Just how long will it be before the Bank of England (BoE) accepts that inflation is becoming a problem? The members of the Monetary Policy Committee (MPC) have raised their inflation forecasts by a tiny bit. But as a group, they are sticking to their story that any spike in prices is temporary on the basis that there is “spare capacity” in the economy.
BoE governor Mervyn King has just written his ninth letter to the Chancellor explaining why annual Consumer Price Index (CPI) inflation is still so far above his target rate (3.2% instead of 2%). In it, he says that “spare capacity within companies and in the labour market will continue to put downward pressure on inflation.” There are two problems with this: first, it clearly isn’t; and second, it might not even exist.
As Peter Warburton points out in the Halkin Report, the Inflation Report shows that capacity utilisation in UK firms is running at about the same levels as it was in the middle years of the last decade – ie quite high. Firms haven’t hung on to surplus capacity throughout the crisis: in order to survive they had to “liquidate or perish”.
The result? “Supply conditions have tightened appreciably in the last year” at the same time as import prices have risen, pushing up costs across the board. So, while at the height of the crisis clothing and footwear inflation was -10%, today it is 0.7%. Transport inflation was -2%; today it is 5.8%.

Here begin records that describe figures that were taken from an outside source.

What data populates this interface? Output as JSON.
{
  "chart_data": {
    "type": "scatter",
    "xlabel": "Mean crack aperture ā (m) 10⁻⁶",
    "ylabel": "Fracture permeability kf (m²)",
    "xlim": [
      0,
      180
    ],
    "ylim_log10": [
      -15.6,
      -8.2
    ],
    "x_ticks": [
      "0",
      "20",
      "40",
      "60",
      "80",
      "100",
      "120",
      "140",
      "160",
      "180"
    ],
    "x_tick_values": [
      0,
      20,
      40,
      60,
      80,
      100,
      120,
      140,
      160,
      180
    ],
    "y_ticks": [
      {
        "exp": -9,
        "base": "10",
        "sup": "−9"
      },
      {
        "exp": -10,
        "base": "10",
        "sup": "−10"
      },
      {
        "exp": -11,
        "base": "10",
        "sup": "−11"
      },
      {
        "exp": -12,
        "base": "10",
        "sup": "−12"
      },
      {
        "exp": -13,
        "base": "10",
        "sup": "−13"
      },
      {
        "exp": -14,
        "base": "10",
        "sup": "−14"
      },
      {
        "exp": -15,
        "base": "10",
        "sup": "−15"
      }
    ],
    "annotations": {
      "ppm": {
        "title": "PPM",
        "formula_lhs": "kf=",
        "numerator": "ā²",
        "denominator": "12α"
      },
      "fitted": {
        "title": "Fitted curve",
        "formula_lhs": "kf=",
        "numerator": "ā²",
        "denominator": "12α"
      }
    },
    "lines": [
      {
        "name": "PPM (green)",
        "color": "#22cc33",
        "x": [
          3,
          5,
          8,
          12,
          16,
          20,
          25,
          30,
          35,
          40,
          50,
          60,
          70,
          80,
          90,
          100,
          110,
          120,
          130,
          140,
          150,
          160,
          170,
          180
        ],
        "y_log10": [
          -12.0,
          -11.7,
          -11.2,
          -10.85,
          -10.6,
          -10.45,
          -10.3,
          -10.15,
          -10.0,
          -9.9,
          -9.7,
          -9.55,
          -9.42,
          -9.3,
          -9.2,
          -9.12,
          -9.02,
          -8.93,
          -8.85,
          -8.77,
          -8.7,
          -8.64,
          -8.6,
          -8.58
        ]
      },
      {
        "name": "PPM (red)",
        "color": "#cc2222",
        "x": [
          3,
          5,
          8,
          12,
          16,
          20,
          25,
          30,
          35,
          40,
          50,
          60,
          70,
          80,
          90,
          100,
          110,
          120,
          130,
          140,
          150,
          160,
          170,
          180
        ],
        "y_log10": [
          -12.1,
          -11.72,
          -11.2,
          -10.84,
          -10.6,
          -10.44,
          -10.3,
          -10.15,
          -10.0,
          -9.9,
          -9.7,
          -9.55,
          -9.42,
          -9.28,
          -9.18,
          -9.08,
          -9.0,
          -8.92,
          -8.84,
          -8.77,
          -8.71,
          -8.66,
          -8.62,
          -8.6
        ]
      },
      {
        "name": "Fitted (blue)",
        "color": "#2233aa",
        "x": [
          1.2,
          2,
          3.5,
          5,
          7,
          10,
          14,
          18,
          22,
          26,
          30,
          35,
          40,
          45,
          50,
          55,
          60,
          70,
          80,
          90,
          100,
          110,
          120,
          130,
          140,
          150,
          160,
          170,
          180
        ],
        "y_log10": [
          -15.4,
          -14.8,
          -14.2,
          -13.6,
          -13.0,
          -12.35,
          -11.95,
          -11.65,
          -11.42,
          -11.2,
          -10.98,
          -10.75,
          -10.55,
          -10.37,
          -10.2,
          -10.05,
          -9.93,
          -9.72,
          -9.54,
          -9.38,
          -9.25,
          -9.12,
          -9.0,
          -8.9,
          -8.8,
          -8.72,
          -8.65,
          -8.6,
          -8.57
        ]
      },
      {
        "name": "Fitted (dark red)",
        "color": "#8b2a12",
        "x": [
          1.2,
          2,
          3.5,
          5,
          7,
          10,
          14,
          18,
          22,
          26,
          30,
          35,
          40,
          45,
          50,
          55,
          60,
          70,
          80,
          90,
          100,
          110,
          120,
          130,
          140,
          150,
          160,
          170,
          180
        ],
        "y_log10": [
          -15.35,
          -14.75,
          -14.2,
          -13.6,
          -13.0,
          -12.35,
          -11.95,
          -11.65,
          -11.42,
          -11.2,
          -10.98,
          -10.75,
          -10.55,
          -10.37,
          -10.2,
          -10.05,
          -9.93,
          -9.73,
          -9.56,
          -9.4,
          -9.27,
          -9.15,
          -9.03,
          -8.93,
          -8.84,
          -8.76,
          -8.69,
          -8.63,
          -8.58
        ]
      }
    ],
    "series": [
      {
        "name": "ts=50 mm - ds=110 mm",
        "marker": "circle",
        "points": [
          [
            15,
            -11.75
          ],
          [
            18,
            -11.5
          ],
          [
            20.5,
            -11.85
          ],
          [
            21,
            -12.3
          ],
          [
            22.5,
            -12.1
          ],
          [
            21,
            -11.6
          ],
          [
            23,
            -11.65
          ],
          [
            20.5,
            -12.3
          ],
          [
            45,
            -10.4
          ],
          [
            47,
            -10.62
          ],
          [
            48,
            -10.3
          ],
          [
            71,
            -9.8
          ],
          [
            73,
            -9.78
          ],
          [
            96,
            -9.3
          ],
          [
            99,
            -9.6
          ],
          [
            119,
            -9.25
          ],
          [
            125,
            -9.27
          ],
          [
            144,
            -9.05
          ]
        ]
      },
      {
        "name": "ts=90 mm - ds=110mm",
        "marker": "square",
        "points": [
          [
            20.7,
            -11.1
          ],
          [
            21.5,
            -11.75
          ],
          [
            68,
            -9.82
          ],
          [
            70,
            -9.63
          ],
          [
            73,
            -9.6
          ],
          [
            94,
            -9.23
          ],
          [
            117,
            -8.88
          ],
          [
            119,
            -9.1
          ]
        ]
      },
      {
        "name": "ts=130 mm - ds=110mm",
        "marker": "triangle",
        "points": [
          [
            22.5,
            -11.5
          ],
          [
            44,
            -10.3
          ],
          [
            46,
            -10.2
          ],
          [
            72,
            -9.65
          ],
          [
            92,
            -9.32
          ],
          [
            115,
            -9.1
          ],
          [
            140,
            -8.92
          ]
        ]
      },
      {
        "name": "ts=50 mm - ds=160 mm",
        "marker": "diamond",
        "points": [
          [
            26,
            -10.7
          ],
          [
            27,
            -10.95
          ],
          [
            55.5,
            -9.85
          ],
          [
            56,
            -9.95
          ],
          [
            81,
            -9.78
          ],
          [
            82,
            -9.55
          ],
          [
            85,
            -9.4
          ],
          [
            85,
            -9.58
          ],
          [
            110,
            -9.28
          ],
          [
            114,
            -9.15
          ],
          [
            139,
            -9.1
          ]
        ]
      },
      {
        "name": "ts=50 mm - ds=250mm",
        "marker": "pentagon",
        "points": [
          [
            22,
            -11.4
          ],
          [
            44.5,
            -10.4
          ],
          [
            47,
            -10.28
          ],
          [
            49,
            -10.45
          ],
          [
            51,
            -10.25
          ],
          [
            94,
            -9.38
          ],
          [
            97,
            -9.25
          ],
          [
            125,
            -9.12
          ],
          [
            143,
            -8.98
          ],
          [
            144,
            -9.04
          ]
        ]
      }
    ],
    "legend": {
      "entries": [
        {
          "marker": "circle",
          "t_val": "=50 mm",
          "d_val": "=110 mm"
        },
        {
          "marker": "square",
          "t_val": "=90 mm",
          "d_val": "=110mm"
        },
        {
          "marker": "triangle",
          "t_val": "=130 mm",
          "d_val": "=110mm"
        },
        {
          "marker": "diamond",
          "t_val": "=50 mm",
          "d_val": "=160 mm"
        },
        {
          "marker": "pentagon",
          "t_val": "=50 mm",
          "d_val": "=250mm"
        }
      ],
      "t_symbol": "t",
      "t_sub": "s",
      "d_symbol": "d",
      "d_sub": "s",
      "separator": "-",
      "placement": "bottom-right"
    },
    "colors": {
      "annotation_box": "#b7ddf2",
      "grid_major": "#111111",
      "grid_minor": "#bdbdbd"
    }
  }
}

The truth is that almost everything is getting more expensive in sterling terms. Food price inflation is 4.2%, but looking likely to hit more like 10% soon, given the rises in global commodity markets. And household utility bills will surge in the New Year as recently announced price rises kick in. Not much sign of a continuing downward pressure on inflation there, is there?
Still, not everyone thinks inflation is a bad thing. Ex-MPC member David ‘Danny’ Blanchflower is all for it. In an article in the Guardian this week he suggested that the solution to all our problems would be “five to six years of 5% inflation”, created by keeping interest rates very low and chucking a bit more quantitative easing (QE) into the economy. If we had that, he says, we wouldn’t need to bother will all this “austerity nonsense”. House prices would rise, people would feel more confident and so get spending, and at the same time we would all get to “inflate away” our debt.
This might sound like a perfectly good idea. But it is actually rather shocking in its cruelty.
Who suffers most from inflation? Anyone with savings (note that 5% inflation would mean that the value of cash would fall by 35% or so over six years); anyone on a fixed income (pensioners and those on benefits); those with no assets and no debt; and the unskilled.
The well off, the professionals and the skilled can demand higher wages to match price rises, and they can enjoy the collapse in the value of their mortgage debt, and the debt held by their companies. If the worst comes to the worst, they can move abroad.
The others? They can’t do any of these things. They get to sit and watch as their standard of living collapses around them. Inflation helps the rich and hurts the poor and vulnerable. It is an extraordinary policy to see being recommended in the Guardian.